Still, the Lemmas’ financial situation did cause conflict. After the girls were adopted the Bradshaws began to receive letters from Debissa, asking for financial assistance. They had received his bank routing number previously, when the adoption was finalized, seemingly an indication that he had been told financial support would be forthcoming. Aynelum allows that on one occasion her father had written to the Bradshaws that he was facing government downsizing and asked for financial support, as his children weren’t coming back. At the time, she recalls, the Bradshaws responded strongly, explaining that wasn’t what adoption is about.

Today, Katie Bradshaw said she no longer finds the requests insulting but rather proof that the family was misled. “I think it’s not that he was so desperate that he couldn’t provide. But here came CWA, harvesting kids, and offering this promise of America. They were telling him the girls will be able to go to college and send money back and take care of the whole family, and the people in America will help you. I believe in his mind, it was this amazing opportunity.”

On the American side, she added, “I think the damage from harvesting is so much greater than the help that’s happening. The degree of damage this does to these kids is so severe. There’s this mindset that life in America will be better and that they will be happy. But the truth is that nothing replaces family. And their family is in Ethiopia.”

“WE CAN’T COMPARE
first world families with third world families,” Stephne Bowers told me in June 2011. Bowers was then CWA’s local associate in Sodo, running three Children’s Cross Connection (CCC) orphanages in the SNNPR and living across town from the Lemmas’ home in a cottage on the grounds of the Sodo Christian Hospital. She explained that although she cries over the mothers who come to relinquish their babies, her Ethiopian staff assures her the mothers are too broken by poverty to care. “It’s not as we understand families,” Bowers assured me.

A midforties blonde from South Africa who had lived for years in Zimbabwe, Bowers came to Sodo when her American husband, Harry, was stationed as a medical missionary at in Sodo. Like Michelle Gardner, Bowers and her husband were adoptive parents who had used CWA for their own adoptions from Russia years before. A few short weeks after they arrived in Ethiopia, they spoke with CWA’s founders, Robert and Tomilee Harding, and Stephne agreed to oversee their local orphanages, building bridges between CCC’s orphanages, CWA, and the local government and community.
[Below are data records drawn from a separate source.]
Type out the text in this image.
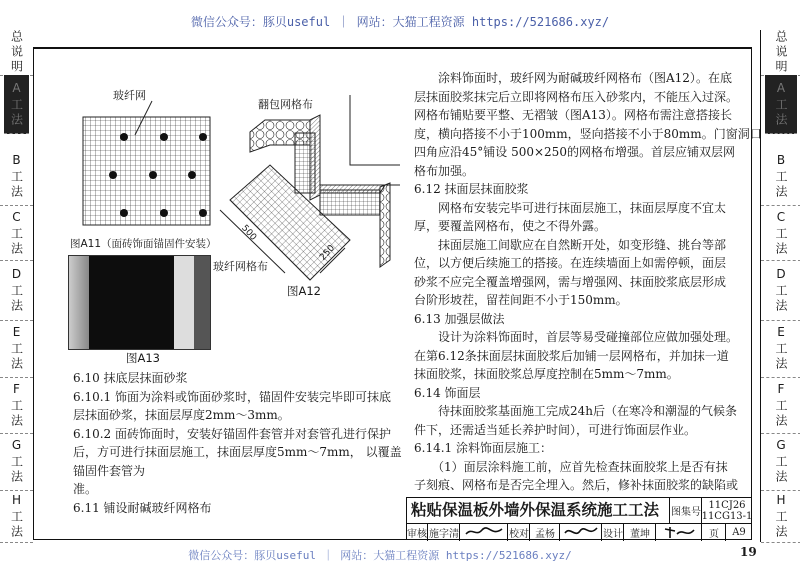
微信公众号：豚贝useful ｜ 网站：大猫工程资源 https://521686.xyz/
总说明
A工法
B工法
C工法
D工法
E工法
F工法
G工法
H工法
总说明
A工法
B工法
C工法
D工法
E工法
F工法
G工法
H工法
玻纤网
图A11（面砖饰面锚固件安装）
图A13
翻包网格布
玻纤网格布
500
250
图A12
6.10 抹底层抹面砂浆
6.10.1 饰面为涂料或饰面砂浆时，锚固件安装完毕即可抹底
层抹面砂浆，抹面层厚度2mm～3mm。
6.10.2 面砖饰面时，安装好锚固件套管并对套管孔进行保护
后，方可进行抹面层施工，抹面层厚度5mm～7mm， 以覆盖锚固件套管为
准。
6.11 铺设耐碱玻纤网格布
　　涂料饰面时，玻纤网为耐碱玻纤网格布（图A12）。在底
层抹面胶浆抹完后立即将网格布压入砂浆内，不能压入过深。
网格布铺贴要平整、无褶皱（图A13）。网格布需注意搭接长
度，横向搭接不小于100mm，竖向搭接不小于80mm。门窗洞口
四角应沿45°铺设 500×250的网格布增强。首层应铺双层网
格布加强。
6.12 抹面层抹面胶浆
　　网格布安装完毕可进行抹面层施工，抹面层厚度不宜太
厚，要覆盖网格布，使之不得外露。
　　抹面层施工间歇应在自然断开处，如变形缝、挑台等部
位，以方便后续施工的搭接。在连续墙面上如需停顿，面层
砂浆不应完全覆盖增强网，需与增强网、抹面胶浆底层形成
台阶形坡茬，留茬间距不小于150mm。
6.13 加强层做法
　　设计为涂料饰面时，首层等易受碰撞部位应做加强处理。
在第6.12条抹面层抹面胶浆后加铺一层网格布，并加抹一道
抹面胶浆，抹面胶浆总厚度控制在5mm～7mm。
6.14 饰面层
　　待抹面胶浆基面施工完成24h后（在寒冷和潮湿的气候条
件下，还需适当延长养护时间），可进行饰面层作业。
6.14.1 涂料饰面层施工：
　　（1）面层涂料施工前，应首先检查抹面胶浆上是否有抹
子刻痕、网格布是否完全埋入。然后，修补抹面胶浆的缺陷或
粘贴保温板外墙外保温系统施工工法 图集号
11CJ26
11CG13-1
审核 施字清	校对 孟杨	设计 董坤	页	A9
微信公众号：豚贝useful ｜ 网站：大猫工程资源 https://521686.xyz/	19
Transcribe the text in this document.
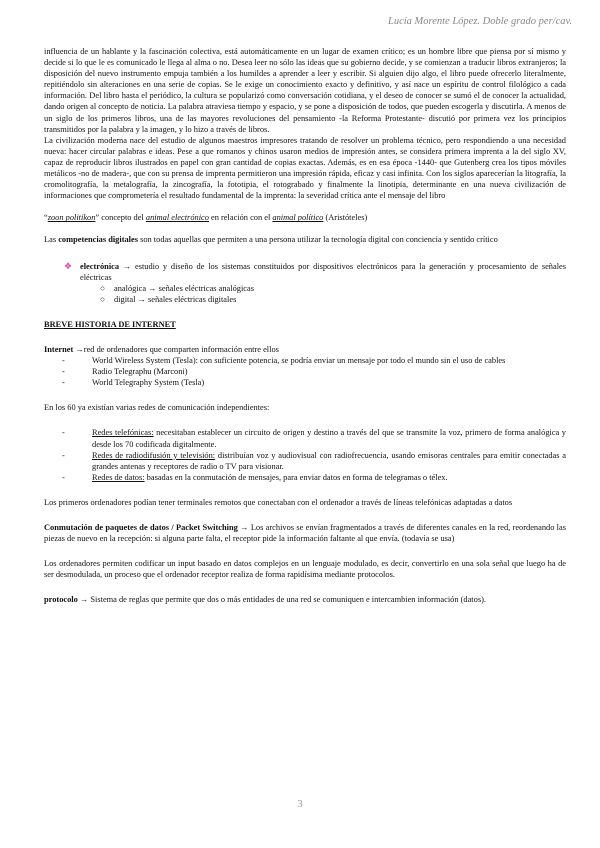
Lucía Morente López. Doble grado per/cav.

influencia de un hablante y la fascinación colectiva, está automáticamente en un lugar de examen crítico; es un hombre libre que piensa por sí mismo y decide si lo que le es comunicado le llega al alma o no. Desea leer no sólo las ideas que su gobierno decide, y se comienzan a traducir libros extranjeros; la disposición del nuevo instrumento empuja también a los humildes a aprender a leer y escribir. Si alguien dijo algo, el libro puede ofrecerlo literalmente, repitiéndolo sin alteraciones en una serie de copias. Se le exige un conocimiento exacto y definitivo, y así nace un espíritu de control filológico a cada información. Del libro hasta el periódico, la cultura se popularizó como conversación cotidiana, y el deseo de conocer se sumó el de conocer la actualidad, dando origen al concepto de noticia. La palabra atraviesa tiempo y espacio, y se pone a disposición de todos, que pueden escogerla y discutirla. A menos de un siglo de los primeros libros, una de las mayores revoluciones del pensamiento -la Reforma Protestante- discutió por primera vez los principios transmitidos por la palabra y la imagen, y lo hizo a través de libros.

La civilización moderna nace del estudio de algunos maestros impresores tratando de resolver un problema técnico, pero respondiendo a una necesidad nueva: hacer circular palabras e ideas. Pese a que romanos y chinos usaron medios de impresión antes, se considera primera imprenta a la del siglo XV, capaz de reproducir libros ilustrados en papel con gran cantidad de copias exactas. Además, es en esa época -1440- que Gutenberg crea los tipos móviles metálicos -no de madera-, que con su prensa de imprenta permitieron una impresión rápida, eficaz y casi infinita. Con los siglos aparecerían la litografía, la cromolitografía, la metalografía, la zincografía, la fototipia, el rotograbado y finalmente la linotipia, determinante en una nueva civilización de informaciones que comprometería el resultado fundamental de la imprenta: la severidad crítica ante el mensaje del libro

“zoon politikon” concepto del animal electrónico en relación con el animal político (Aristóteles)

Las competencias digitales son todas aquellas que permiten a una persona utilizar la tecnología digital con conciencia y sentido crítico

❖ electrónica → estudio y diseño de los sistemas constituidos por dispositivos electrónicos para la generación y procesamiento de señales eléctricas

○	analógica → señales eléctricas analógicas
○	digital → señales eléctricas digitales

BREVE HISTORIA DE INTERNET

Internet →red de ordenadores que comparten información entre ellos

-	World Wireless System (Tesla): con suficiente potencia, se podría enviar un mensaje por todo el mundo sin el uso de cables
-	Radio Telegraphu (Marconi)
-	World Telegraphy System (Tesla)

En los 60 ya existían varias redes de comunicación independientes:

-	Redes telefónicas: necesitaban establecer un circuito de origen y destino a través del que se transmite la voz, primero de forma analógica y desde los 70 codificada digitalmente.
-	Redes de radiodifusión y televisión: distribuían voz y audiovisual con radiofrecuencia, usando emisoras centrales para emitir conectadas a grandes antenas y receptores de radio o TV para visionar.
-	Redes de datos: basadas en la conmutación de mensajes, para enviar datos en forma de telegramas o télex.

Los primeros ordenadores podían tener terminales remotos que conectaban con el ordenador a través de líneas telefónicas adaptadas a datos

Conmutación de paquetes de datos / Packet Switching → Los archivos se envían fragmentados a través de diferentes canales en la red, reordenando las piezas de nuevo en la recepción: si alguna parte falta, el receptor pide la información faltante al que envía. (todavía se usa)

Los ordenadores permiten codificar un input basado en datos complejos en un lenguaje modulado, es decir, convertirlo en una sola señal que luego ha de ser desmodulada, un proceso que el ordenador receptor realiza de forma rapidísima mediante protocolos.

protocolo → Sistema de reglas que permite que dos o más entidades de una red se comuniquen e intercambien información (datos).

3
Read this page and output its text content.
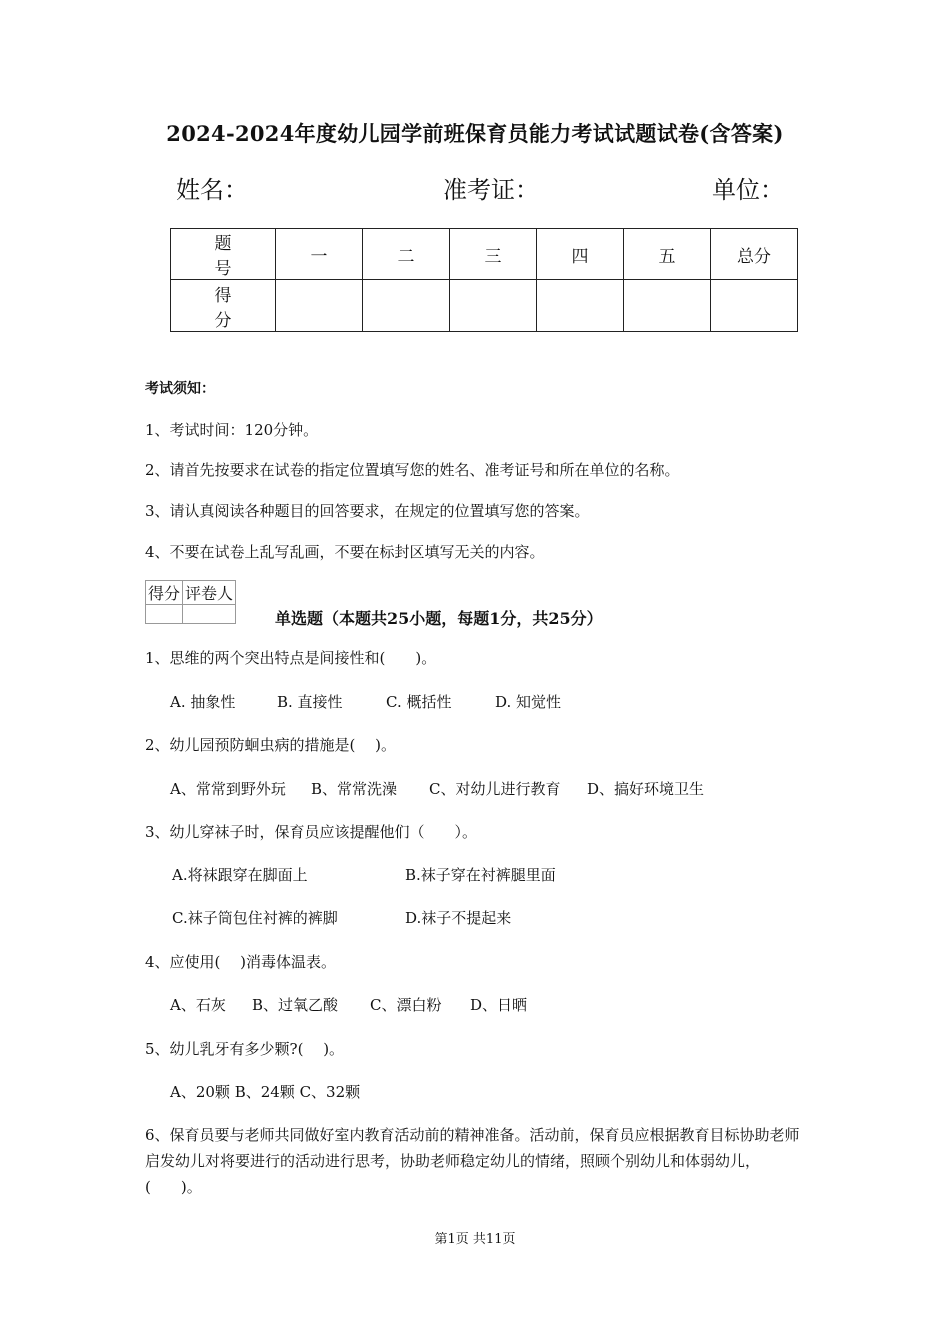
2024-2024年度幼儿园学前班保育员能力考试试题试卷(含答案)
姓名：	准考证：	单位：
题 号	一	二	三	四	五	总分
得 分						
考试须知：
1、考试时间：120分钟。
2、请首先按要求在试卷的指定位置填写您的姓名、准考证号和所在单位的名称。
3、请认真阅读各种题目的回答要求，在规定的位置填写您的答案。
4、不要在试卷上乱写乱画，不要在标封区填写无关的内容。
得分	评卷人

单选题（本题共25小题，每题1分，共25分）
1、思维的两个突出特点是间接性和(　　)。
A. 抽象性	B. 直接性	C. 概括性	D. 知觉性
2、幼儿园预防蛔虫病的措施是(　 )。
A、常常到野外玩 B、常常洗澡 C、对幼儿进行教育 D、搞好环境卫生
3、幼儿穿袜子时，保育员应该提醒他们（　　）。
A.将袜跟穿在脚面上	B.袜子穿在衬裤腿里面
C.袜子筒包住衬裤的裤脚	D.袜子不提起来
4、应使用(　 )消毒体温表。
A、石灰 B、过氧乙酸 C、漂白粉 D、日晒
5、幼儿乳牙有多少颗?(　 )。
A、20颗 B、24颗 C、32颗
6、保育员要与老师共同做好室内教育活动前的精神准备。活动前，保育员应根据教育目标协助老师启发幼儿对将要进行的活动进行思考，协助老师稳定幼儿的情绪，照顾个别幼儿和体弱幼儿，(　　)。
第1页 共11页
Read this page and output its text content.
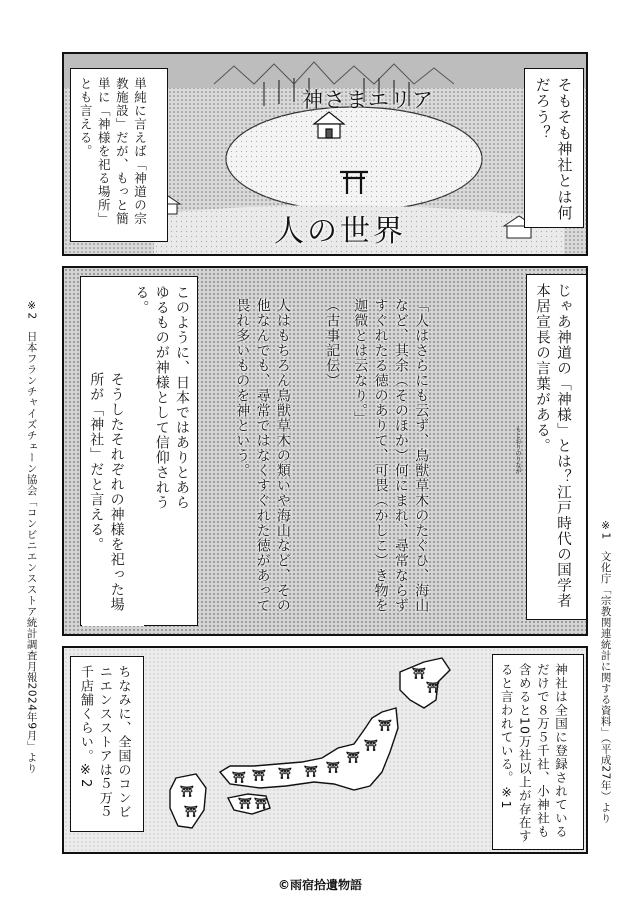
神さまエリア
人の世界
そもそも神社とは何だろう？
単純に言えば「神道の宗教施設」だが、もっと簡単に「神様を祀る場所」とも言える。
じゃあ神道の「神様」とは？江戸時代の国学者本居宣長の言葉がある。
もとおりのりなが
「人はさらにも云ず、鳥獣草木のたぐひ、海山など、其余（そのほか）何にまれ、尋常ならずすぐれたる徳のありて、可畏（かしこ）き物を迦微とは云なり。」
（古事記伝）
人はもちろん鳥獣草木の類いや海山など、その他なんでも、尋常ではなくすぐれた徳があって畏れ多いものを神という。
このように、日本ではありとあらゆるものが神様として信仰されうる。
そうしたそれぞれの神様を祀った場所が「神社」だと言える。
⛩
⛩
⛩
⛩
⛩
⛩
⛩
⛩
⛩
⛩
⛩ ⛩
⛩
⛩	神社は全国に登録されているだけで８万５千社、小神社も含めると10万社以上が存在すると言われている。※1
ちなみに、全国のコンビニエンスストアは５万５千店舗くらい。※2	※1　文化庁「宗教関連統計に関する資料」（平成27年）より
※2　日本フランチャイズチェーン協会「コンビニエンスストア統計調査月報2024年9月」より
©雨宿拾遺物語
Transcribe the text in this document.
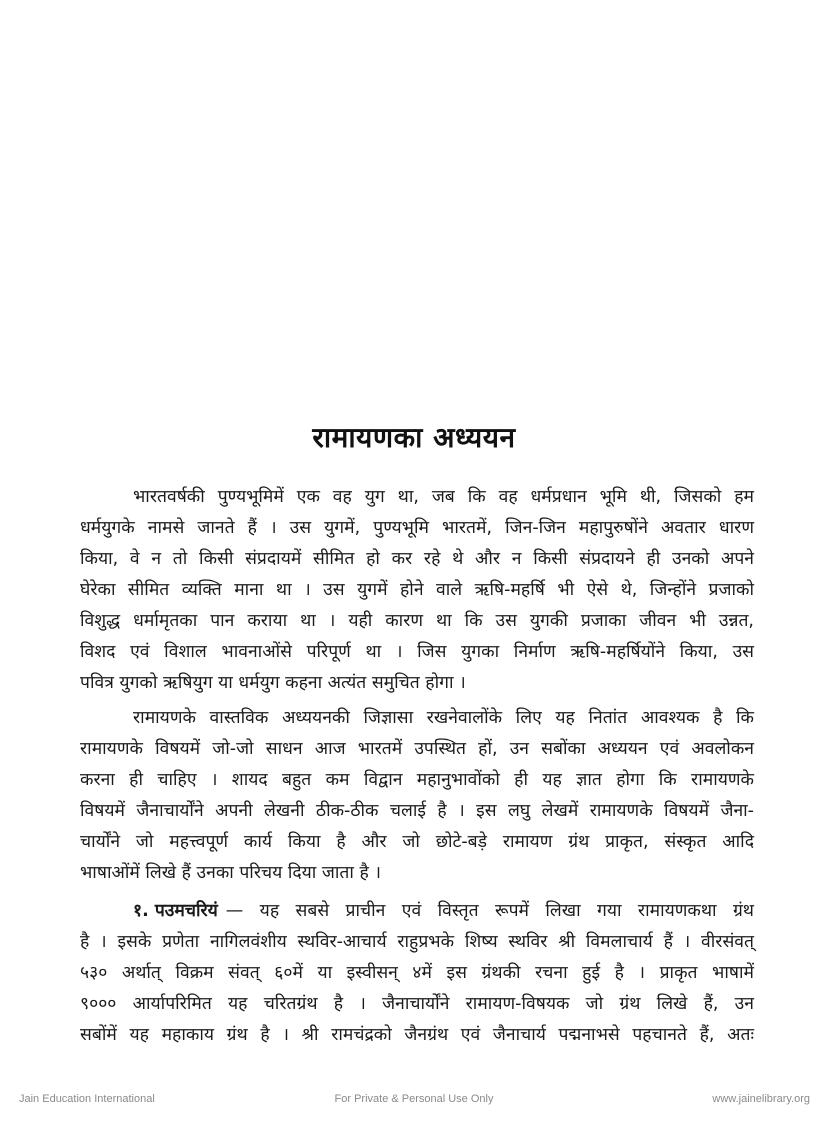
रामायणका अध्ययन
भारतवर्षकी पुण्यभूमिमें एक वह युग था, जब कि वह धर्मप्रधान भूमि थी, जिसको हम
धर्मयुगके नामसे जानते हैं । उस युगमें, पुण्यभूमि भारतमें, जिन-जिन महापुरुषोंने अवतार धारण
किया, वे न तो किसी संप्रदायमें सीमित हो कर रहे थे और न किसी संप्रदायने ही उनको अपने
घेरेका सीमित व्यक्ति माना था । उस युगमें होने वाले ऋषि-महर्षि भी ऐसे थे, जिन्होंने प्रजाको
विशुद्ध धर्मामृतका पान कराया था । यही कारण था कि उस युगकी प्रजाका जीवन भी उन्नत,
विशद एवं विशाल भावनाओंसे परिपूर्ण था । जिस युगका निर्माण ऋषि-महर्षियोंने किया, उस
पवित्र युगको ऋषियुग या धर्मयुग कहना अत्यंत समुचित होगा ।
रामायणके वास्तविक अध्ययनकी जिज्ञासा रखनेवालोंके लिए यह नितांत आवश्यक है कि
रामायणके विषयमें जो-जो साधन आज भारतमें उपस्थित हों, उन सबोंका अध्ययन एवं अवलोकन
करना ही चाहिए । शायद बहुत कम विद्वान महानुभावोंको ही यह ज्ञात होगा कि रामायणके
विषयमें जैनाचार्योंने अपनी लेखनी ठीक-ठीक चलाई है । इस लघु लेखमें रामायणके विषयमें जैना-
चार्योंने जो महत्त्वपूर्ण कार्य किया है और जो छोटे-बड़े रामायण ग्रंथ प्राकृत, संस्कृत आदि
भाषाओंमें लिखे हैं उनका परिचय दिया जाता है ।
१. पउमचरियं — यह सबसे प्राचीन एवं विस्तृत रूपमें लिखा गया रामायणकथा ग्रंथ
है । इसके प्रणेता नागिलवंशीय स्थविर-आचार्य राहुप्रभके शिष्य स्थविर श्री विमलाचार्य हैं । वीरसंवत्
५३० अर्थात् विक्रम संवत् ६०में या इस्वीसन् ४में इस ग्रंथकी रचना हुई है । प्राकृत भाषामें
९००० आर्यापरिमित यह चरितग्रंथ है । जैनाचार्योंने रामायण-विषयक जो ग्रंथ लिखे हैं, उन
सबोंमें यह महाकाय ग्रंथ है । श्री रामचंद्रको जैनग्रंथ एवं जैनाचार्य पद्मनाभसे पहचानते हैं, अतः
Jain Education International	For Private & Personal Use Only	www.jainelibrary.org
She also helped with CWA’s PR work, appearing in a 2009 online video with Tomilee Harding to address adoptive parents’ complaints that the stories their children told them after they came to the United States were different from the background information CWA had supplied. “We must understand that when children are on that side and on that continent, they are busy surviving,” Bowers told a nodding Harding. “They are going to withhold things and hide things that will give them the best opportunities, because that is what you do when you survive, to live, just to stay alive.” It’s not until children get to the warmth and unconditional love of their adoptive parents’ home that they open up and tell different stories, Bowers continued.

“And that’s when our phone starts ringing,” Harding chimed in. Bowers went on to discount children’s claims of having surviving family by arguing that Ethiopians call everyone “brother” and “mother” and that CWA and CCC will nonetheless “triple check, quadruple check” family backgrounds. However, in the same video conversation she also said it was sometimes too dangerous for CWA staff to verify facts about children from rural villages, where “They’re not used to white faces.”